Whatever the American mother may feel as to her son becoming a clergyman, there is no doubt that many a mother to-day would say “God grant that no son of mine become a stock-broker.” I know stock-brokers—many indeed—who are whole-souled, noble-natured men, free from undue worldliness, and with refined instincts. But the stock-broker, as he exists in the every-day life of our community, typifies signally the gambler’s yearning to gain wealth by short cuts, and the monomania which regards as pitiable those who do not possess and display the gewgaws of feverish, fashionable materialism. There are stock-brokers in all the great capitals of the world, but nowhere has the vocation swallowed up the sons of the best people to the extent that it has done here during the last thirty years. And yet, apart from the opportunity it affords to grow rich rapidly, what one good reason is there why a promising young man should decide to buy and sell stocks for a living? Indeed, not merely decide, but select, that occupation as the most desirable calling open to him? Does it tend either to ennoble the nature or enrich the mental faculties? It is one of the formal occupations made necessary by the exigencies of the business world, and as such is legitimate and may be highly respectable; but surely it does not, from the nature of the services required, deserve to rank high; and really there would seem to be almost as much occasion for conferring the accolade of social distinction on a dealer in excellent fish as on a successful stock-broker.
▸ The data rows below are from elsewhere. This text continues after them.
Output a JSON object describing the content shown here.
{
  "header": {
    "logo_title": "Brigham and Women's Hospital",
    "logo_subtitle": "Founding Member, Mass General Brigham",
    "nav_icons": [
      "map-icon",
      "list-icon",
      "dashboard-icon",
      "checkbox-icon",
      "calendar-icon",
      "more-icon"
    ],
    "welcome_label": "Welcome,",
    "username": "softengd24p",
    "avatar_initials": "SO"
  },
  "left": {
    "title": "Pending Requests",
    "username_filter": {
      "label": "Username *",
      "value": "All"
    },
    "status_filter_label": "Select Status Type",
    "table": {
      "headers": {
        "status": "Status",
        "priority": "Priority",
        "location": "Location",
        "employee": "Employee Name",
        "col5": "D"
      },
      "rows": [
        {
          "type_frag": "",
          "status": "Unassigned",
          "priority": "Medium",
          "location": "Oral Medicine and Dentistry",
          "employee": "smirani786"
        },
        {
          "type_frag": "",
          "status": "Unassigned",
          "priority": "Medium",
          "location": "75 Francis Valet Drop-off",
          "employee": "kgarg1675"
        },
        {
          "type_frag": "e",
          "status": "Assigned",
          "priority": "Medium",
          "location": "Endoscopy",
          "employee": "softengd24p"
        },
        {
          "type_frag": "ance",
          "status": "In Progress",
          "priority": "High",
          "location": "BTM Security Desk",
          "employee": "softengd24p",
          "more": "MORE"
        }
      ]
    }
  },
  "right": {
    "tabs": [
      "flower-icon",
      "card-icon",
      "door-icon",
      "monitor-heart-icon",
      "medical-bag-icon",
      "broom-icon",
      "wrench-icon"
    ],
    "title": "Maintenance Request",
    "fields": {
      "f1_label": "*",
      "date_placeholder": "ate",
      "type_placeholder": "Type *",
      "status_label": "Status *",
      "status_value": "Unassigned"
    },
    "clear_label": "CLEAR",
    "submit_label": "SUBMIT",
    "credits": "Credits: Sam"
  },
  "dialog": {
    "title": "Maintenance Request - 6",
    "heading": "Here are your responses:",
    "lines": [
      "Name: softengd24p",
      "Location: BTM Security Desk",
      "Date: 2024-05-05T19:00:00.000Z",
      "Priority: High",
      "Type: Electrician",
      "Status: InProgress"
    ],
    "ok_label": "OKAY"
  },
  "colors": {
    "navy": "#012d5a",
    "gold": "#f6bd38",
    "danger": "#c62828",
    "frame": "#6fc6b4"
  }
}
However, alas! it is easy enough to assign the reason why the business has been so popular. It appears that, even under the flag of our aspiring nationality, human nature is still so weak that the opportunity to grow rich quickly, when presented, is apt to over-ride all noble considerations. Foreign censors have ventured not infrequently to declare that there was never yet a race so hungry for money as we free-born Americans; and not even the pious ejaculation of one of our United States Senators, “What have we to do with abroad?” is conclusive proof that the accusation is not well founded. In fact: there seems to be ample proof that we, who sneered so austerely at the Faubourg St. Germain and the aristocracies of the Old World, and made Fourth of July protestations of poverty and chastity, have fallen down and worshipped the golden calf merely because it was made of gold. Because it seemed to be easier to make money as stock-brokers than in any other way, men have hastened to become stock-brokers. To be sure it may be answered that this is only human nature and the way of the world. True, perhaps; except that we started on the assumption that we were going to improve on the rest of the world, and that its human nature was not to be our human nature. Would not the Faubourg St. Germain be preferable to an aristocracy of stock-brokers?

At all events, the law of supply and demand is beginning to redeem the situation, and, if not to restore our moral credit, at least to save the rising generation from falling into the same slough. The stock-broker industry has been overstocked, and the late young capitalists in fur overcoats, with benedictory manners, wear anxious countenances under the stress of that Old World demon, excessive competition. Youth can no longer wake up in the morning and find itself the proprietor of a rattling business justifying a steam-yacht and a four-in-hand. The good old days have gone forever, and there is weeping and gnashing of teeth where of late there was joy and much accumulation. There is not business enough for all the promising young men who are stock-brokers already, and the youth of promise must turn elsewhere.